Mirelz: Harvesting the power of Apple’s ARKit into online fashion shopping

Businesses can also now show off their products to consumers where buyers can almost experience the real thing right in front of their eyes.

Businesses can also now show off their products to consumers where buyers can almost experience the real thing right in front of their eyes.

When Augmented Reality (AR) was first sighted as a possibility, it was pretty difficult to implement. It needed a lot of sensors apart from the heavy data crunching on the software side. Previously, first generation AR would make use of depth sensing algorithms from the images captured from the camera. Later, these algorithms matured into complex calculations to give out a better AR effect. And today, with the help of additional depth sensors, AR has become even more advanced. However, we have seen the expensive and bulky hardware slowly being replaced by more complex software and AI-infused core processing. These new methods no longer rely on hardware, but can now do even better with a simple camera feed.

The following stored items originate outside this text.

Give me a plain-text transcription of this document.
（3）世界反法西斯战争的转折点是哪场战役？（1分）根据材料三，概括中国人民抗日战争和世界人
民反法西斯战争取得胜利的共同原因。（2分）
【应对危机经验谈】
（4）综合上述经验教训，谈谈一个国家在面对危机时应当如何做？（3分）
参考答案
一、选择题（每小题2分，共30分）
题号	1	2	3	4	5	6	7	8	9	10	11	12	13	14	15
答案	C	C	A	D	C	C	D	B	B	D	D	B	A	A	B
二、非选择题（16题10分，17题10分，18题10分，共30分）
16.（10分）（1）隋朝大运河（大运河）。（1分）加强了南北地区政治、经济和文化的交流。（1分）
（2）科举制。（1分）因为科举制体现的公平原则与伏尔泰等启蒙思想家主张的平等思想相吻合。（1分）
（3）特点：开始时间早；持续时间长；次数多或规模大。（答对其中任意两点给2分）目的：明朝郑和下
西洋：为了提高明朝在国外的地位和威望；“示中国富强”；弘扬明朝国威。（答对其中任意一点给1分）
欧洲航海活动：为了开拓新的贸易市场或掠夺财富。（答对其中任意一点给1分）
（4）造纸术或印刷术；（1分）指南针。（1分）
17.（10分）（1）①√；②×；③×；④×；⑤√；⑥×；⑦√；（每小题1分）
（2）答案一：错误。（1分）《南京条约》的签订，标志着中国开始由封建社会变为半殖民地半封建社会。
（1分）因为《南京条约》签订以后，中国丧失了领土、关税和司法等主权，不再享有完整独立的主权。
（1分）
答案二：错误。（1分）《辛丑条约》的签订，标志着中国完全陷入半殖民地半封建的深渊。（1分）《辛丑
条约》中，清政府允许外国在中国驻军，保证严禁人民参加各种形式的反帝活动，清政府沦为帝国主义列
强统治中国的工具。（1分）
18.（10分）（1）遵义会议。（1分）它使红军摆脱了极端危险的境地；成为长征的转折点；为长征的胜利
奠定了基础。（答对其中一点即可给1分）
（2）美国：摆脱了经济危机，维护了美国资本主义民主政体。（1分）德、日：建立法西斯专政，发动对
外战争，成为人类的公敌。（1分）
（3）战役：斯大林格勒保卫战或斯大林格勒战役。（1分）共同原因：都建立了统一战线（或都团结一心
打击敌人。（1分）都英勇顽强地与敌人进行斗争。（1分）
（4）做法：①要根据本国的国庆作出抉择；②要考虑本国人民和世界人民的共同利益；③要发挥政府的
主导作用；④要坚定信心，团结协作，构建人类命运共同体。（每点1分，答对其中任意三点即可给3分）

Apple was one of the first to implement the same in their operating system, which takes advantage of the discrete neural processing hardware embedded into the new A10 processors that you will find on the iPhone 8, iPhone 8 Plus and the iPhone X. With development of more powerful algorithms within the operating system, the AR software engine can also be run on older hardware such as the iPhone 7, albeit with possibilities of a slower run time and probably at the expense of battery consumption. However, the iPhone 8 and above have a hardware that takes complete charge of the heavy AR data-crunching requirements and makes it easy on the processor and battery to create a more immersive AR experience.

 

Apple introduced ARKit as part of the operating system where developers could create apps that take advantage of the neural processor and the AR features to help various industries, from gaming to education and shopping to business, grow better. ARKit blends digital objects and information with the environment around you, taking apps far beyond the screen and freeing them to interact with the real world in entirely new ways.

Apple AR

A WWDC18 Scholarship program by Apple was run some time ago and submissions were open between March 26 and April 1, 2018, with the status of the applications notified 20 days later. The submissions we based on requirements with regards to the scholarship’s terms and conditions and applications were judged on technical accomplishment, creativity of ideas and content of written responses.

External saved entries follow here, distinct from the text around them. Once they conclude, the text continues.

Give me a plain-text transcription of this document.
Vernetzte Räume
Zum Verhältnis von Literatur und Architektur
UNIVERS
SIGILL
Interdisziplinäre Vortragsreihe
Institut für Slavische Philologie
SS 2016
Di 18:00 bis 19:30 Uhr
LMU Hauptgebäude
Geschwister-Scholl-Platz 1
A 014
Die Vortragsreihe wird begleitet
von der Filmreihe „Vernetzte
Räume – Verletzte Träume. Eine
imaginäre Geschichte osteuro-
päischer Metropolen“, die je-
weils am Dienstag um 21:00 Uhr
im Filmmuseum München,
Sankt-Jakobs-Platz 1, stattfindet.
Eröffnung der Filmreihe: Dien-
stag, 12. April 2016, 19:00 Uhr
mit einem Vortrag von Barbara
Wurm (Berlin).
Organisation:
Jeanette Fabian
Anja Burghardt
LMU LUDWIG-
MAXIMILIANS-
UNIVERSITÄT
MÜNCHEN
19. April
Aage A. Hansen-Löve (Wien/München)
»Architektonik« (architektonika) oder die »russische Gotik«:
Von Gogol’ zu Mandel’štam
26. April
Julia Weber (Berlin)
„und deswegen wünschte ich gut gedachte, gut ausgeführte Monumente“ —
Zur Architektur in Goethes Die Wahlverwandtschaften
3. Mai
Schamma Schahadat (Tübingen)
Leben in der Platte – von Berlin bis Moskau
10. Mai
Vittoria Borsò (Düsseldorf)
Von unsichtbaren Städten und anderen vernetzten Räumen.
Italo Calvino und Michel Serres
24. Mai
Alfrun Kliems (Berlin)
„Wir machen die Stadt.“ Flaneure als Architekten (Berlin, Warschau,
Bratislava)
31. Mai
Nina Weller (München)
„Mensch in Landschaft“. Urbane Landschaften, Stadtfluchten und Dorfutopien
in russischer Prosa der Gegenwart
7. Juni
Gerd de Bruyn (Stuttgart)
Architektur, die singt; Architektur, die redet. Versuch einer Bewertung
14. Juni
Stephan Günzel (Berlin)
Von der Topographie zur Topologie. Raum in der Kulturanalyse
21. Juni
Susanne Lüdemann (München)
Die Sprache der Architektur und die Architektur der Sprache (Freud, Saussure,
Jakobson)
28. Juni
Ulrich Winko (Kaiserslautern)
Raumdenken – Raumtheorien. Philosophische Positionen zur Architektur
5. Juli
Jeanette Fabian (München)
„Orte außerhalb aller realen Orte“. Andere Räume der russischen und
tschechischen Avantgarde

WWDC18 Scholarships reward talented students and STEM organisation members with the opportunity to attend the 2018 conference. Developers selected for a scholarship would receive a WWDC18 ticket, lodging for the conference, and one year of membership in the Apple Developer Program, free of charge.

The concept of online fashion shopping with AR support is growing. We look into something similar with a simple, yet powerful app that will probably set a benchmarking into AR-based online or offline jewelry shopping around the world.

We got in touch with an AR developer from Hyderabad, who is presently having her hands deep into AR app development, and equally finds it interesting and beneficial for people and businesses around us.

Asshna is a WWDC18 Scholarship winner for 2018, and has been invited by Apple to attend the WWDC at San Jose this year.

Asshna Narula, a 24-year-old student developer and an app developer from Hyderabad, uses Apple’s ARKit for developing AR-based apps. She is a post-graduate in Computer Science student’s motivation. She developed her first AR app using Swift Playground after being inspired by her 5-year-old nephew who, like many other kids, suffers from a problem of not being able to differentiate between same and different. He had a tough time dealing with shapes, colours, alphabets and numbers at his pre-school. His issue led Aashna to think why this was happening. After some research she came up with the idea of the game, “Let’s Shapify”. Initially, she incorporated the idea of matching all the shapes on the screen with the correct shape.

Soon Asshna realised why not include both shape and color at the same time. Let’s Shapify is the app she built which helps in enhancing a child’s observational and categorisational skills. While matching the shapes, one has to also keep a close check on the color of the shape. She has seen a marked improvement in her nephew’s learning abilities after he has played this game.

Asshna is presently being mentored by the core developers behind Mirelz, a Hyderabad-based startup catering to AR-based online fashion shopping in the jewelry segment. Mirelz a fashion-based AR app that helps users window shop for jewelry without having to head to the jeweler or even touching any of the ornaments.